Consider a Markov chain
$ (X_n)_{n\geq 0} $
with state space $E$, initial distribution $p(0)$ and transition probability matrix
$P$ given by
$E = \{0, 1, 2\}, p(0) = [1\;\; 0\;\; 0]$ and
$$ P= \begin{bmatrix}1/2 & 1/3 & 1/6\\0 & 2/3 & 1/3 \\0 & 0 & 1 \end{bmatrix}.$$
Find $E[T]$ for $T = \min(n, X_n = 2).$
I know how to solve this in the usual way but I'm wondering about this solution:
$$E[T] = E[Y \mbox{ with }p=1/2] + (1/3) 0 + (2/3) E[Y\mbox{ with }p = 1/3] = 2 + 0 + (2/3)3 = 4$$
where $Y$ should be the discrete waiting time random variable.

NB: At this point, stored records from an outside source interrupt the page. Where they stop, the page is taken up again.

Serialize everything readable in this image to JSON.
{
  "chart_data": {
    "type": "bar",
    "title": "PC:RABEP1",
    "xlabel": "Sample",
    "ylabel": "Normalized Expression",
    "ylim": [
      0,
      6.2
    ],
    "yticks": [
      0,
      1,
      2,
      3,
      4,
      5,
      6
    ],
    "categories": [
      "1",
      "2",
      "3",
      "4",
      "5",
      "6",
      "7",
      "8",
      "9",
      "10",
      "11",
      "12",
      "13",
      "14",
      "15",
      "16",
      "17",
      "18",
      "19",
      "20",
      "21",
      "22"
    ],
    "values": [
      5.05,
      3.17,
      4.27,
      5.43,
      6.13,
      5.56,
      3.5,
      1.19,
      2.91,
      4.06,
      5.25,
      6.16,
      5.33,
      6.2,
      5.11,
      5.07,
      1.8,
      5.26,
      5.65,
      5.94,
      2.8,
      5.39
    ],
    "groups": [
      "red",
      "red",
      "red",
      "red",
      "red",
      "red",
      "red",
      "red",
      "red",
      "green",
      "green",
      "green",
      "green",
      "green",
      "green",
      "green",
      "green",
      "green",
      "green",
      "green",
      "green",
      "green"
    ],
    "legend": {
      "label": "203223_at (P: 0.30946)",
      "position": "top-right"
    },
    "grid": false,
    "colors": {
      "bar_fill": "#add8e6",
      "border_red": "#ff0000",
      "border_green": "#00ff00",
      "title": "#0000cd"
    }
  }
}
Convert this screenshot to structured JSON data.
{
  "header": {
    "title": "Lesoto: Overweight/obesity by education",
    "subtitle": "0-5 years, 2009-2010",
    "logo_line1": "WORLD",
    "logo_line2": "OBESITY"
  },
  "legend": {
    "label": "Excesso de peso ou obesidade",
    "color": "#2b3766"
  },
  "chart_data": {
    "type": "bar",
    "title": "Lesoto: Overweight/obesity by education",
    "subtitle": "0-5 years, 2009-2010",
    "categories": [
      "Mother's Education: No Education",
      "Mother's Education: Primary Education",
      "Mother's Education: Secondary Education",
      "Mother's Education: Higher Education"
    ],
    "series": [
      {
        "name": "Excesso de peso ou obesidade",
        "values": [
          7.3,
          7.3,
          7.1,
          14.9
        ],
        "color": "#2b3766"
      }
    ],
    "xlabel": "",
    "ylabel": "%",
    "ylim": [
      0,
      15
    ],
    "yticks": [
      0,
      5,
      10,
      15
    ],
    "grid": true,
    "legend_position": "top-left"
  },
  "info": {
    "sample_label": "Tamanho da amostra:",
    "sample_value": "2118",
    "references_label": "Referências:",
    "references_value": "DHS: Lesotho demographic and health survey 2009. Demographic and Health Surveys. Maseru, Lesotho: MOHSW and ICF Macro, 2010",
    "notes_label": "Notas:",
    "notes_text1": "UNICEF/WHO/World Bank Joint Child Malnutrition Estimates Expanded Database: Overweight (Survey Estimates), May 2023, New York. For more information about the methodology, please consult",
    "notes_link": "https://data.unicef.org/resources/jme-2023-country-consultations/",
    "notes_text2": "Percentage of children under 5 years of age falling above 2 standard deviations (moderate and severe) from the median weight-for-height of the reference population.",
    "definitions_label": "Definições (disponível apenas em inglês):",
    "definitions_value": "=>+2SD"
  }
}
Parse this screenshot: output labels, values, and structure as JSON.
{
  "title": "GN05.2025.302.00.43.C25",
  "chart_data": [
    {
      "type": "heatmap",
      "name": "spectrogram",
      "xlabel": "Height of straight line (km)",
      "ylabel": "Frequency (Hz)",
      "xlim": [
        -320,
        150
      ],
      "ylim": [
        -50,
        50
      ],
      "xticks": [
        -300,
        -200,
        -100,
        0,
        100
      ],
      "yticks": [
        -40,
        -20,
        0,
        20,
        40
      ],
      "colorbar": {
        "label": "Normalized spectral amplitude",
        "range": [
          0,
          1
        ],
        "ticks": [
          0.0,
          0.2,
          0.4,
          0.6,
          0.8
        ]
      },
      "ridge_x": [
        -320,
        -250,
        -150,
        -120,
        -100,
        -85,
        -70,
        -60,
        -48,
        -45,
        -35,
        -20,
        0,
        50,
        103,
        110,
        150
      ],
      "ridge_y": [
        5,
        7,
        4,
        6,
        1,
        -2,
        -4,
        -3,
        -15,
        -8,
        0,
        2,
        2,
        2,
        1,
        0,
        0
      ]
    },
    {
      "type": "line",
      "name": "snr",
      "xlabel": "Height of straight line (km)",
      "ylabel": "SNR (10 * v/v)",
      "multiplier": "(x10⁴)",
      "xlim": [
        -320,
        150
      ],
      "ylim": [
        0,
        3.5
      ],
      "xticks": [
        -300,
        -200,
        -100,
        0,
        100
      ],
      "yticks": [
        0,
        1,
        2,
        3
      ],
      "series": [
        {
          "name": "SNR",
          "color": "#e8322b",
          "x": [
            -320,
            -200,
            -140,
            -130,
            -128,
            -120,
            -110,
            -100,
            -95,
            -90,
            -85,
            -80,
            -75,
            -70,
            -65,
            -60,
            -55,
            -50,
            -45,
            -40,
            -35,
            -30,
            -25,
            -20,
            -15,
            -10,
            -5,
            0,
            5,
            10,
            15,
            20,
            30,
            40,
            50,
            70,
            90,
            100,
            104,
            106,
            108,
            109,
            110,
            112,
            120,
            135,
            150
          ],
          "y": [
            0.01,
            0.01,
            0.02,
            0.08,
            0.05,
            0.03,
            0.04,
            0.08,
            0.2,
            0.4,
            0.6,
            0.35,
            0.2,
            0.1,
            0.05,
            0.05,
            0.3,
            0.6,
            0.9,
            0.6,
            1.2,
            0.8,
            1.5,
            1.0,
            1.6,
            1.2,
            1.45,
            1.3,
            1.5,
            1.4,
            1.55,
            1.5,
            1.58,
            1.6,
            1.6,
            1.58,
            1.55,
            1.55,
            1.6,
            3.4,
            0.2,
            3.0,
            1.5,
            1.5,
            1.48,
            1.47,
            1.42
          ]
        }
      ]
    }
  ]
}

Anyone know what's going on here?
Best Answer
To go from state $0$ to state $2$, we have to first leave state $0$. Define $T^*=\inf(n\geq 0: X_n\in\{1,2\})$, so that $T^*\leq T.$ The additional number of steps needed to reach state $2$ after time $T^*$ depends on where we land in $\{1,2\}$, that is, on our new starting point $X_{T^*}.$ Putting it all together gives $$E[T]=E[T^*]+E[T\mid X_{T^*}=2]\,P(X_{T^*}=2)+E[T\mid X_{T^*}=1]\,P(X_{T^*}=1).$$ Since the first state visited in $\{1,2\}$ is twice as likely to be $1$ as compared to $2$, we get $$E[T]=E[T^*]+E[T\mid X_{T^*}=2]\,\left({1\over 3}\right)+E[T\mid X_{T^*}=1]\left({2\over 3}\right).$$
Now, $E[T\mid X_{T^*}=2]=0$ since we start in state $2$. Also, $T^*$ is a geometric random variable with $p=1/2$ and so $E[T^*]=2.$ Finally, starting in state $1$, the time to hit state $2$ is a geometric random variable with $p=1/3$, and so $E[T\mid X_{T^*}=1]=3.$ This gives $$E[T]=2+ 0\left({1\over 3}\right)+ 3\left({2\over 3}\right)=4.$$